I tend toward the overly ambitious and also procrastinatory when it comes to costumes. Sometimes the best ones come from waiting until the last minute and seeing what there is in the costume box (yes, I have a costume box. I enjoy a good theme party and also not getting rid of things).

In the end I was BMO from Adventure time, and spent only $7.

All of the things I wanted to be for Halloween:

  1. A butterfly or fish caught in a net
  2. Mrs. Frizzle
  3. Fruit on the bottom yogurt
  4. A menagerie
  5. Guess Who Cards
  6. Panda nesting dolls

It’s never too early to start for next year!

I’m doing a reading this Sunday that’s organized around the theme of technology…so I’m HOARDING all my metaphors for then!

Or you might say I’m bookmarking them…but that would be fairly uninspired. Let’s say I’m dropping a pin on each one. Is that one of those metaphors that has bounced back (PINGED BACK) and forth from analog to technological back to analog? That is, did people literally stick pins in things that they wanted to remember, and that led to the Google maps function of dropping a pin in (on?) something? 

And if so, do we use the phrase “dropping a pin”/”putting a pin in it” differently than we used to when we were thumbtacking things to bulletin boards or whatever? I mean: is this like translating something from English to Latin and then back to English again?

The other night one of my roommates was complaining (rightfully!) about auto-play videos on news sites. I was in the other room so I didn’t see if it was an auto-play video that actually showed the news, or an ad. Either way, it’s intrusive, and according to what I’ve read, not going to disappear no matter how much we bemoan it.

A few days later my other roommate went to a website to try to find information about internet rates (or something along those lines) and a chat window popped up in the bottom corner of his screen with the message “Hi! What can I help you with?” He recoiled and, I think, wanted to slam his laptop shut. Those chat windows–which always seem to pop up when you’re surfing somewhere you don’t want to be on in the first place, like an insurance website–make me much more jumpy than auto-play videos, because they present the illusion of requiring interaction, rather than just requesting viewing. If a video on auto-play is someone knocking on your door repeatedly, or turning up to tell you something, the pop-up chat box is someone coming over Kramer-style and refusing to leave.

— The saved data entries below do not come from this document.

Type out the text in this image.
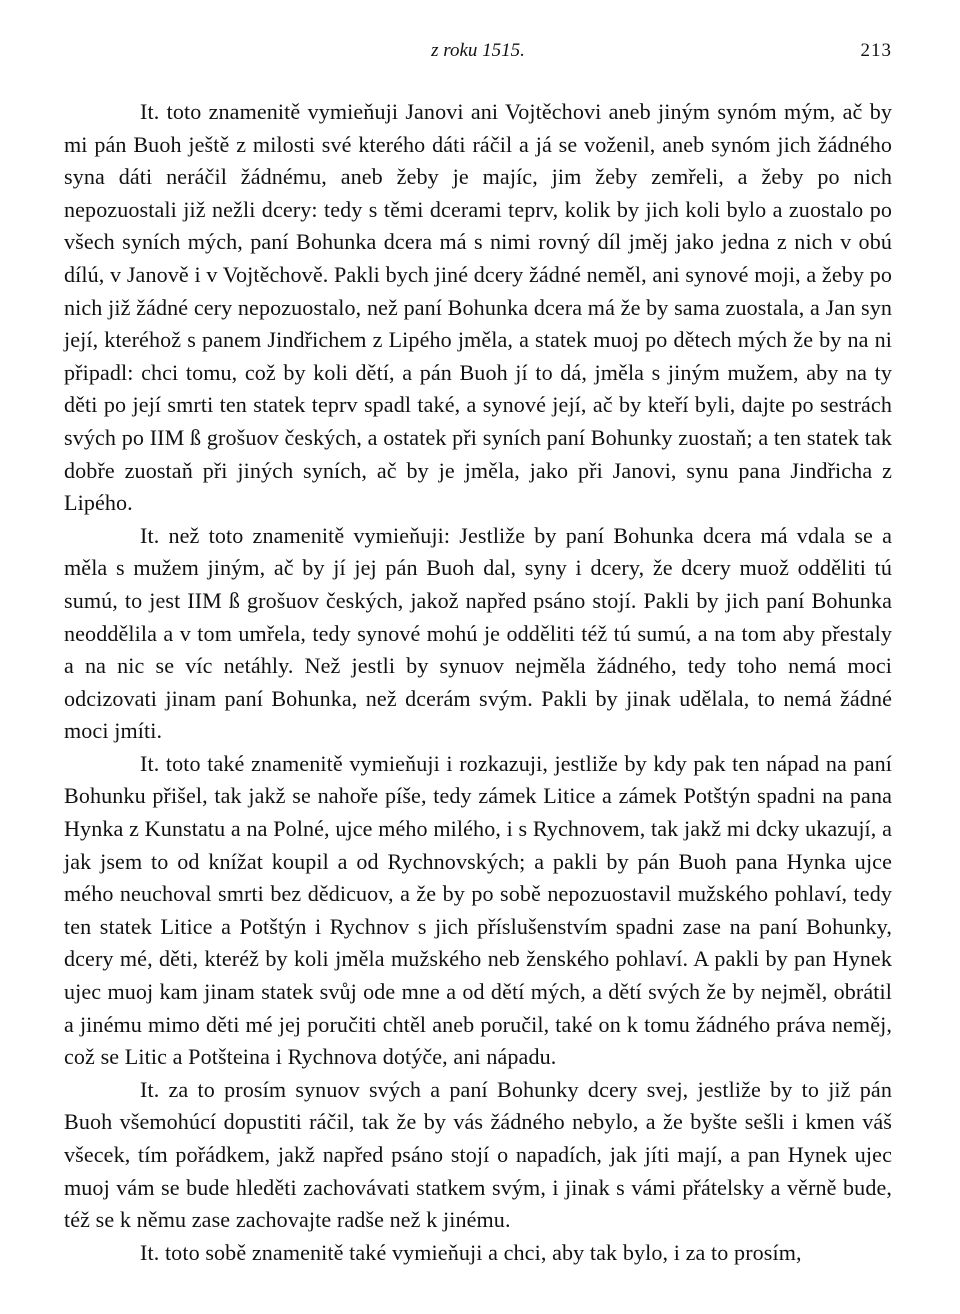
z roku 1515.	213

It. toto znamenitě vymieňuji Janovi ani Vojtěchovi aneb jiným synóm mým, ač by mi pán Buoh ještě z milosti své kterého dáti ráčil a já se voženil, aneb synóm jich žádného syna dáti neráčil žádnému, aneb žeby je majíc, jim žeby zemřeli, a žeby po nich nepozuostali již nežli dcery: tedy s těmi dcerami teprv, kolik by jich koli bylo a zuostalo po všech syních mých, paní Bohunka dcera má s nimi rovný díl jměj jako jedna z nich v obú dílú, v Janově i v Vojtěchově. Pakli bych jiné dcery žádné neměl, ani synové moji, a žeby po nich již žádné cery nepozuostalo, než paní Bohunka dcera má že by sama zuostala, a Jan syn její, kteréhož s panem Jindřichem z Lipého jměla, a statek muoj po dětech mých že by na ni připadl: chci tomu, což by koli dětí, a pán Buoh jí to dá, jměla s jiným mužem, aby na ty děti po její smrti ten statek teprv spadl také, a synové její, ač by kteří byli, dajte po sestrách svých po IIM ß grošuov českých, a ostatek při syních paní Bohunky zuostaň; a ten statek tak dobře zuostaň při jiných syních, ač by je jměla, jako při Janovi, synu pana Jindřicha z Lipého.

It. než toto znamenitě vymieňuji: Jestliže by paní Bohunka dcera má vdala se a měla s mužem jiným, ač by jí jej pán Buoh dal, syny i dcery, že dcery muož odděliti tú sumú, to jest IIM ß grošuov českých, jakož napřed psáno stojí. Pakli by jich paní Bohunka neoddělila a v tom umřela, tedy synové mohú je odděliti též tú sumú, a na tom aby přestaly a na nic se víc netáhly. Než jestli by synuov nejměla žádného, tedy toho nemá moci odcizovati jinam paní Bohunka, než dcerám svým. Pakli by jinak udělala, to nemá žádné moci jmíti.

It. toto také znamenitě vymieňuji i rozkazuji, jestliže by kdy pak ten nápad na paní Bohunku přišel, tak jakž se nahoře píše, tedy zámek Litice a zámek Potštýn spadni na pana Hynka z Kunstatu a na Polné, ujce mého milého, i s Rychnovem, tak jakž mi dcky ukazují, a jak jsem to od knížat koupil a od Rychnovských; a pakli by pán Buoh pana Hynka ujce mého neuchoval smrti bez dědicuov, a že by po sobě nepozuostavil mužského pohlaví, tedy ten statek Litice a Potštýn i Rychnov s jich příslušenstvím spadni zase na paní Bohunky, dcery mé, děti, kteréž by koli jměla mužského neb ženského pohlaví. A pakli by pan Hynek ujec muoj kam jinam statek svůj ode mne a od dětí mých, a dětí svých že by nejměl, obrátil a jinému mimo děti mé jej poručiti chtěl aneb poručil, také on k tomu žádného práva neměj, což se Litic a Potšteina i Rychnova dotýče, ani nápadu.

It. za to prosím synuov svých a paní Bohunky dcery svej, jestliže by to již pán Buoh všemohúcí dopustiti ráčil, tak že by vás žádného nebylo, a že byšte sešli i kmen váš všecek, tím pořádkem, jakž napřed psáno stojí o napadích, jak jíti mají, a pan Hynek ujec muoj vám se bude hleděti zachovávati statkem svým, i jinak s vámi přátelsky a věrně bude, též se k němu zase zachovajte radše než k jinému.

It. toto sobě znamenitě také vymieňuji a chci, aby tak bylo, i za to prosím,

For my part I never mind when videos auto-play IF they also auto-mute…just as I wouldn’t turn away a mime if one showed up at my apartment door (someone test me on that, please). The chat box is more invasive. I already hate it enough when my phone rings–and I only know it’s ringing if I happen to be looking at it; CLEARLY I keep it on silent–I don’t need another source of uncertainty (as Dorothy Parker supposedly said when the phone rang, “What fresh hell is this?”).

 

…my videos aren’t on auto-play, right? I wouldn’t want to breach your castle walls.

From the brilliant Andre 3000:

“If you got riches you got glitches. If you got glitches in your life computer turn it off and then reboot and then you’re back on”

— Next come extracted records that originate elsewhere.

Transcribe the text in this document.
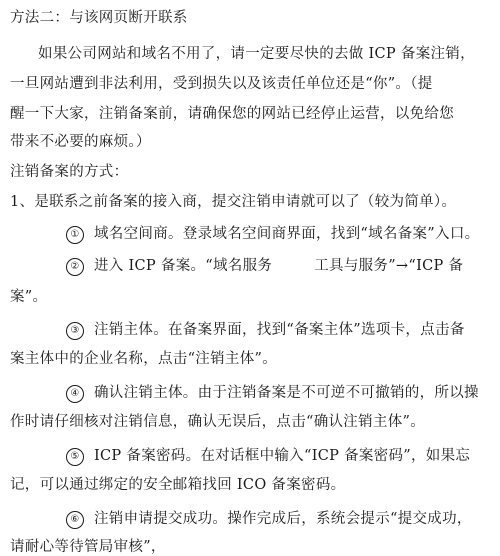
方法二：与该网页断开联系
如果公司网站和域名不用了，请一定要尽快的去做 ICP 备案注销，
一旦网站遭到非法利用，受到损失以及该责任单位还是“你”。（提
醒一下大家，注销备案前，请确保您的网站已经停止运营，以免给您
带来不必要的麻烦。）
注销备案的方式：
1、是联系之前备案的接入商，提交注销申请就可以了（较为简单）。
① 域名空间商。登录域名空间商界面，找到“域名备案”入口。
② 进入 ICP 备案。“域名服务	工具与服务”→“ICP 备
案”。
③ 注销主体。在备案界面，找到“备案主体”选项卡，点击备
案主体中的企业名称，点击“注销主体”。
④ 确认注销主体。由于注销备案是不可逆不可撤销的，所以操
作时请仔细核对注销信息，确认无误后，点击“确认注销主体”。
⑤ ICP 备案密码。在对话框中输入“ICP 备案密码”，如果忘
记，可以通过绑定的安全邮箱找回 ICO 备案密码。
⑥ 注销申请提交成功。操作完成后，系统会提示“提交成功，
请耐心等待管局审核”，
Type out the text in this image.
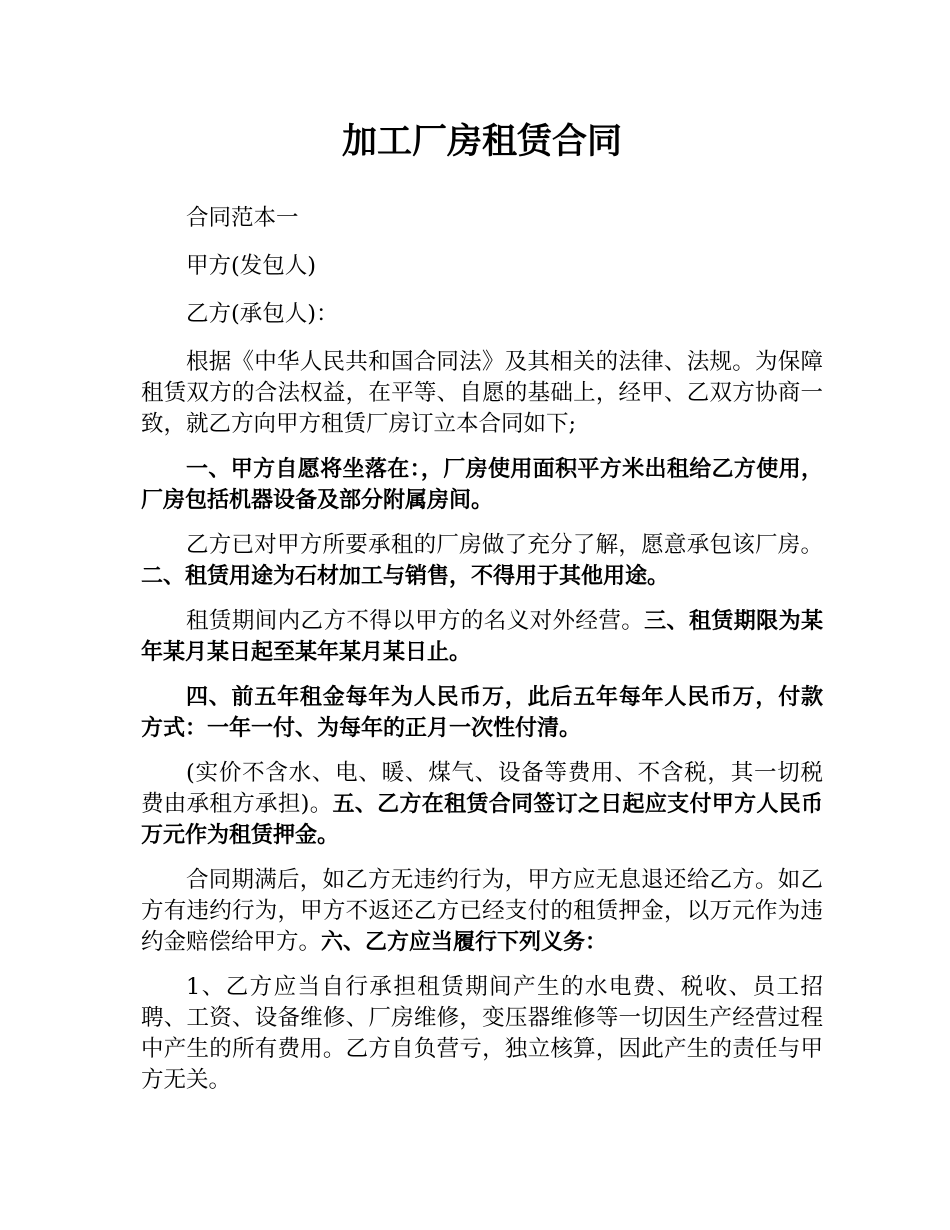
加工厂房租赁合同

合同范本一

甲方(发包人)

乙方(承包人)：

根据《中华人民共和国合同法》及其相关的法律、法规。为保障租赁双方的合法权益，在平等、自愿的基础上，经甲、乙双方协商一致，就乙方向甲方租赁厂房订立本合同如下;

一、甲方自愿将坐落在：，厂房使用面积平方米出租给乙方使用，厂房包括机器设备及部分附属房间。

乙方已对甲方所要承租的厂房做了充分了解，愿意承包该厂房。二、租赁用途为石材加工与销售，不得用于其他用途。

租赁期间内乙方不得以甲方的名义对外经营。三、租赁期限为某年某月某日起至某年某月某日止。

四、前五年租金每年为人民币万，此后五年每年人民币万，付款方式：一年一付、为每年的正月一次性付清。

(实价不含水、电、暖、煤气、设备等费用、不含税，其一切税费由承租方承担)。五、乙方在租赁合同签订之日起应支付甲方人民币万元作为租赁押金。

合同期满后，如乙方无违约行为，甲方应无息退还给乙方。如乙方有违约行为，甲方不返还乙方已经支付的租赁押金，以万元作为违约金赔偿给甲方。六、乙方应当履行下列义务：

1、乙方应当自行承担租赁期间产生的水电费、税收、员工招聘、工资、设备维修、厂房维修，变压器维修等一切因生产经营过程中产生的所有费用。乙方自负营亏，独立核算，因此产生的责任与甲方无关。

(from “Millionaire” with Kelis)

A sampling of how this week’s technology metaphor, “Leveling up,” (birthplace: video games) is used across genres….

Leveling Up: Career Advancement for Software Developers”

Leveling up. Getting even with your friends in terms of the blood alcohol level.”

“In order to level up you need to work out for an hour a day, save a quarter of your paycheck, and read a book a week.”

Urban Dictionary tells me it’s also used as a reference to tripping on mushrooms, and that that’s a wink to Mario…but doesn’t a mushroom in Mario world cause a power up, not a level up? Mixed metaphors! There is no leveling up in Mario, at least in the versions I’ve played.

Powering up” would definitely make more sense as a coffee reference. You can attain it over and over again and it doesn’t stem from or lead to any permanent gain in experience or ability.

 

PS …stem from. I might switch to botany metaphors after a while here.

 

PPS I wonder if Windows XP was an attempt at making a gaming reference?